Another day in December, another Christmas release. This time from German singer, songwriter and instrumentalist Konstantin Gropper, aka Get Well Soon. What Christmas songs are made of is anyone’s guess. Will it mention the word ‘Christmas’? Ideally. Should it be packed with comfort and joy? Not necessarily. What about the baby Jesus, should he be in there? You’re not in church now, mate. Get Well Soon do a sterling job of representing the secular side of Christmas, starting with opener ‘Listen! Those Lost At Sea Sing A Song On Christmas Day’. Bringing out the big Radiohead guns, all elegiac lyrics and full of aching wonder, this track easily forges the link between intelligent rock and - bizarrely - festive music. The lyric is beseeching, a crew on the verge of madness - “just believe they’re after us” - giving a sense of disturbed minds, and a removal from reality thanks to the shipwreck. Ho ho ho.

Second track ‘Christmas in Adventure Parks’ is festivity-laden from the off, complete with Christmas bells and a smattering of Tindersticks, Phantom Planet and Muse - and all the festive fun that entails. But the guitar work is truly enjoyable, and there’s a great tune lingering subtly behind the layers.
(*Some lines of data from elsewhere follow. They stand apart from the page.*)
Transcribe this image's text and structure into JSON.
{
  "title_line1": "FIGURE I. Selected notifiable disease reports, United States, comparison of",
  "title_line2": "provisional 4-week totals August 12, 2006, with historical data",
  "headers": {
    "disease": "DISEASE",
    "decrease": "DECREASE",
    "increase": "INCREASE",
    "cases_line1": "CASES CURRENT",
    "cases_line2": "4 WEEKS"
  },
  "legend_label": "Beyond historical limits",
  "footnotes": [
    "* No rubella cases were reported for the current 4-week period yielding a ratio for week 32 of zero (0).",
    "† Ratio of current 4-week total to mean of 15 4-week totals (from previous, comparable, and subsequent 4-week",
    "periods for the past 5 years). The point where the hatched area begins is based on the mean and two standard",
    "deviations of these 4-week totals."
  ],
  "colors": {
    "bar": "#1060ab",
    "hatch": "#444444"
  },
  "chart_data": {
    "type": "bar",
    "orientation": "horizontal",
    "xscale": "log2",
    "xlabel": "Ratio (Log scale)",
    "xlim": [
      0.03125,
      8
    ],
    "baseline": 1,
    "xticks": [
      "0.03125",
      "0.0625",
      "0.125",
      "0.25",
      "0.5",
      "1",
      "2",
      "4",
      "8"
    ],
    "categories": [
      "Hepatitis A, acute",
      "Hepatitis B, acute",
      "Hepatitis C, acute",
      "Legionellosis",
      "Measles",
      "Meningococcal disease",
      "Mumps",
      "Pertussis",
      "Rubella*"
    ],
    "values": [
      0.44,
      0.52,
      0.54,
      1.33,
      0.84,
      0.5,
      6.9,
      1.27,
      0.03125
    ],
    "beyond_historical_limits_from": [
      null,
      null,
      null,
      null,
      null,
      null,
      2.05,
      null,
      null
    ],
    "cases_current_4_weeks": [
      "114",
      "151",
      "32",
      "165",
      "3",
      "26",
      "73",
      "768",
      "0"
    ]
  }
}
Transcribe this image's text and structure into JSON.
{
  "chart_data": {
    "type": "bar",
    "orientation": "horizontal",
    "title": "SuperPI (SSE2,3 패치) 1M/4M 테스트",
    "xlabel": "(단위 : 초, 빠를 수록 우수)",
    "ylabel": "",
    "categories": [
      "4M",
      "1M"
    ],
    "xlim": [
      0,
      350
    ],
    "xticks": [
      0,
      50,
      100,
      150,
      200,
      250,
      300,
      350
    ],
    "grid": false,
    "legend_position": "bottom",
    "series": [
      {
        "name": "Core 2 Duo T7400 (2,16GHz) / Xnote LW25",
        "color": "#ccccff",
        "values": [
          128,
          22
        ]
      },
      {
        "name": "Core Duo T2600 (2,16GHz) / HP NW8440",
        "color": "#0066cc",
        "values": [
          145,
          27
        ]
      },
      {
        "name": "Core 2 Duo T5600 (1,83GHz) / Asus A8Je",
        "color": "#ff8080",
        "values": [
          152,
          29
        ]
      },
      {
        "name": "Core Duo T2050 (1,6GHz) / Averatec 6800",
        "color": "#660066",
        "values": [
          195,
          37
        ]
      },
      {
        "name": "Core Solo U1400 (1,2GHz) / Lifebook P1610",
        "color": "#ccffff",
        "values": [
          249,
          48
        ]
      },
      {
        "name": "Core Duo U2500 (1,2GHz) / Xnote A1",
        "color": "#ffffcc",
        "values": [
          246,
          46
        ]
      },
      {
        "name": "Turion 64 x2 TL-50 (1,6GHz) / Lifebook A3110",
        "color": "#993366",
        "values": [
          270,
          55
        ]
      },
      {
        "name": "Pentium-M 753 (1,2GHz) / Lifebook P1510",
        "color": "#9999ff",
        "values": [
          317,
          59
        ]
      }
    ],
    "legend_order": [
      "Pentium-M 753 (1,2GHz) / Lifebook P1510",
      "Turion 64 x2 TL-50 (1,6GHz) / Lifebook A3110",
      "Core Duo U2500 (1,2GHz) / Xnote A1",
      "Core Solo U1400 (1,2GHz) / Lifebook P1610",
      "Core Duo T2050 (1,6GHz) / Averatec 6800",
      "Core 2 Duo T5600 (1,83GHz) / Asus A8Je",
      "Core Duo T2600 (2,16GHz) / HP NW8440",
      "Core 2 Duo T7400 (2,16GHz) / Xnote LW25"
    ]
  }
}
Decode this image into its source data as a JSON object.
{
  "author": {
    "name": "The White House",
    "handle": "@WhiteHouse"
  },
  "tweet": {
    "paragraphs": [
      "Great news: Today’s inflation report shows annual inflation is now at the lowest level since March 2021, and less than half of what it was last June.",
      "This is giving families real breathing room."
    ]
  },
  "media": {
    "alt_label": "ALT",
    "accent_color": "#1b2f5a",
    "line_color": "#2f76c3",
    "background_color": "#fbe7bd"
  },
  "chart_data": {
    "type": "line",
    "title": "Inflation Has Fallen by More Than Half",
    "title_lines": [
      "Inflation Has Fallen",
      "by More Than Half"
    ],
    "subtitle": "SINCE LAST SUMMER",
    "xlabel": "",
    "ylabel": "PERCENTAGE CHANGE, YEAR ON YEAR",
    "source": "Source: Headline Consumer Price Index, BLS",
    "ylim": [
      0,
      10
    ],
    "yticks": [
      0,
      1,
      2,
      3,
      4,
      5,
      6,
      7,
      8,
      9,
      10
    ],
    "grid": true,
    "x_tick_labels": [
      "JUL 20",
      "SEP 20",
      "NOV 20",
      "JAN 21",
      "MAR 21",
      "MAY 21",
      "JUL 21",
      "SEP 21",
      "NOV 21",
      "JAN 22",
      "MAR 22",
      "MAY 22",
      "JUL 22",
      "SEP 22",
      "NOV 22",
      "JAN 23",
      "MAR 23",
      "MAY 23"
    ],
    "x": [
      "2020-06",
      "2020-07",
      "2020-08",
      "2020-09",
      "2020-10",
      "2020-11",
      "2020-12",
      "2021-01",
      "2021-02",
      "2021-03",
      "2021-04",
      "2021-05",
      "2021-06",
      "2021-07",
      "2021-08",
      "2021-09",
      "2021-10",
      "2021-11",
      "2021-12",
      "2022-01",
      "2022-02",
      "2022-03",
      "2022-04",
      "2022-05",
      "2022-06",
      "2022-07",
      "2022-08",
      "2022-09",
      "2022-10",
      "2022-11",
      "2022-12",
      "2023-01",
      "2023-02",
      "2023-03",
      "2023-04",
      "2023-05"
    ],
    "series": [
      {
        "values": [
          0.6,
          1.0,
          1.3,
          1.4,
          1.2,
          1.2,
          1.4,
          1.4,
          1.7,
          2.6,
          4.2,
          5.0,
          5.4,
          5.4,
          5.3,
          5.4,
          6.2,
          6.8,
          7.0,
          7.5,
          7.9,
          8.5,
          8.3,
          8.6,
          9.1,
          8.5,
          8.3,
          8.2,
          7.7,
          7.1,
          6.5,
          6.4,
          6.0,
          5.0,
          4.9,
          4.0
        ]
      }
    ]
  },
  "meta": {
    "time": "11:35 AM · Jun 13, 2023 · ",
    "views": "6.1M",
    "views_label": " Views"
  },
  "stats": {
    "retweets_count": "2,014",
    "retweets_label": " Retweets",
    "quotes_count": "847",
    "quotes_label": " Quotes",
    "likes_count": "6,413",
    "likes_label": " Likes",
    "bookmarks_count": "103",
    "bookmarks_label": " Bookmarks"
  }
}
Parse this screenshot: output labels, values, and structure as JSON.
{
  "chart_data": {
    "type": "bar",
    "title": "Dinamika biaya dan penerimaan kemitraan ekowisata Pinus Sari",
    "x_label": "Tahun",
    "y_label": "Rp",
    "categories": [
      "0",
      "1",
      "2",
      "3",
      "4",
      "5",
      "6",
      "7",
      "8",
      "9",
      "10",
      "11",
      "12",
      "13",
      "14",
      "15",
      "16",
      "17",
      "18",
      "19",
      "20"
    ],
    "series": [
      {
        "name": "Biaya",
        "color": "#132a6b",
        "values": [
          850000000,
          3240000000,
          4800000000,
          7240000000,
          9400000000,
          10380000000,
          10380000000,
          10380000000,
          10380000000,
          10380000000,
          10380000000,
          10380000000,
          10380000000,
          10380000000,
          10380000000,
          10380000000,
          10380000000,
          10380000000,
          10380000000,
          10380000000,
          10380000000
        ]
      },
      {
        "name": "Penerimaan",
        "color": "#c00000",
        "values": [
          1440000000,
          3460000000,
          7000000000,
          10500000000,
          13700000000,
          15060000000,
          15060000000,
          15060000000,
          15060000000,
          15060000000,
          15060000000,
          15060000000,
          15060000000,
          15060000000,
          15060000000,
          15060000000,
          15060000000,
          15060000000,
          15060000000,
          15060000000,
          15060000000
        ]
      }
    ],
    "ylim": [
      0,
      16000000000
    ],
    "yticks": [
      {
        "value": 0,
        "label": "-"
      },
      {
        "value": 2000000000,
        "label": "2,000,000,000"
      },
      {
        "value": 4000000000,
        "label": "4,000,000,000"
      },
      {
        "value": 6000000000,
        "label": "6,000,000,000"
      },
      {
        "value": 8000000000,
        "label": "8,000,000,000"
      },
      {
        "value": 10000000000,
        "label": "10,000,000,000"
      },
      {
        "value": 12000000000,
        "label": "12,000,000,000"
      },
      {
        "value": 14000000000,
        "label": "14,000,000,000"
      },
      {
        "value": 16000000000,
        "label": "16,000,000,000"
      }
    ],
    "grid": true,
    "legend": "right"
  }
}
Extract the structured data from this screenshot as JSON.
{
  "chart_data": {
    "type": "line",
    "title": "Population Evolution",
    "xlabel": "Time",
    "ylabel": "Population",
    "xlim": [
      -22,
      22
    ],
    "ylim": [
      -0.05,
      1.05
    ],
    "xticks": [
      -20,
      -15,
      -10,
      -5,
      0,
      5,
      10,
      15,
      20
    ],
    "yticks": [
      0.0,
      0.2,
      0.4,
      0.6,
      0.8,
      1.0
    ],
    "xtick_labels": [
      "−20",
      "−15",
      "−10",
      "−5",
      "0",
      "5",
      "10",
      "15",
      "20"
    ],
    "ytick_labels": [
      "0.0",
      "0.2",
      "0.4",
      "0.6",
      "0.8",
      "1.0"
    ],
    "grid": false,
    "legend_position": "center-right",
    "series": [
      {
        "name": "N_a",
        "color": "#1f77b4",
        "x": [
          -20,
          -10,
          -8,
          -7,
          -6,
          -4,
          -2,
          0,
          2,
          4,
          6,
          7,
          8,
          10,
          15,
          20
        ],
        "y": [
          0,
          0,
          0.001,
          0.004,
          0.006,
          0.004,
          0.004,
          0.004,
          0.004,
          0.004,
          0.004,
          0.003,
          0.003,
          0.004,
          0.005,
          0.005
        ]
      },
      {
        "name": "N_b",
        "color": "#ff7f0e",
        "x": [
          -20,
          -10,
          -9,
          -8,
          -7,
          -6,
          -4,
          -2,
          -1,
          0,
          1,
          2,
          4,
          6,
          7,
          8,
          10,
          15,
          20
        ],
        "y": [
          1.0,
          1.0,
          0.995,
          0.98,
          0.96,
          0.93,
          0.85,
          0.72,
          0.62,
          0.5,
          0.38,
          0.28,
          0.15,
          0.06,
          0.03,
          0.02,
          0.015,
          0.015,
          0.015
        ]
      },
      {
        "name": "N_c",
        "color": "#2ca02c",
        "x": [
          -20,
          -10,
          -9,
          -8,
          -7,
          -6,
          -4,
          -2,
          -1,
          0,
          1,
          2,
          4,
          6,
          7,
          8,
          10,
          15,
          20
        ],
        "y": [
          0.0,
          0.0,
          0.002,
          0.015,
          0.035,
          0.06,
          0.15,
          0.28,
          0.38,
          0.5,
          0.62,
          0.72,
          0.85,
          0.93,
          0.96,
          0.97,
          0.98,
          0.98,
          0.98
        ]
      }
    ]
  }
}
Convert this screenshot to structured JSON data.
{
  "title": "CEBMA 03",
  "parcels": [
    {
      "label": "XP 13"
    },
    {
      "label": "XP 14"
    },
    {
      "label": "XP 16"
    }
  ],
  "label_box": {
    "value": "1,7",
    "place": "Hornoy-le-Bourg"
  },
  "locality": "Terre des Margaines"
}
On ‘It’s A Race For Our New Home’, there is a foreboding which has been hinted at elsewhere on the EP. Gropper’s vocal reflects mourning, whilst the lyrical matter has taken an evermore darker turn in the nominal ‘race’ - “The first one to own is the first one to kill”. The music takes the form of a dirge, layered with vocals. Told almost like a cautionary folk tale, it strikes a chill into the festive heart. But if that is dark, it’s nothing compared to EP closer ‘We Are Cannibal Corpse’. Beginning with a percussive skeleton scale, this is the most Muse of all the tracks on display here. The choral implications of the start give way to Get Well Soon’s take on ‘Space Dementia’, sharing tempo and drum sounds with that Muse track from 2003’s Origin of Symmetry. Gropper tries something quite special with the backing vocals which makes it just that little bit different, but overall, it’s not an altogether new sound.

As far as festive records go, this is about as seasonal as Christmas Hits From Norman Bates’ Personal Collection but it is beautiful and strange and Get Well Soon are obviously something very special indeed. Cannibal corpses and lost shipwrecked souls - so that’s what Christmas songs are made of.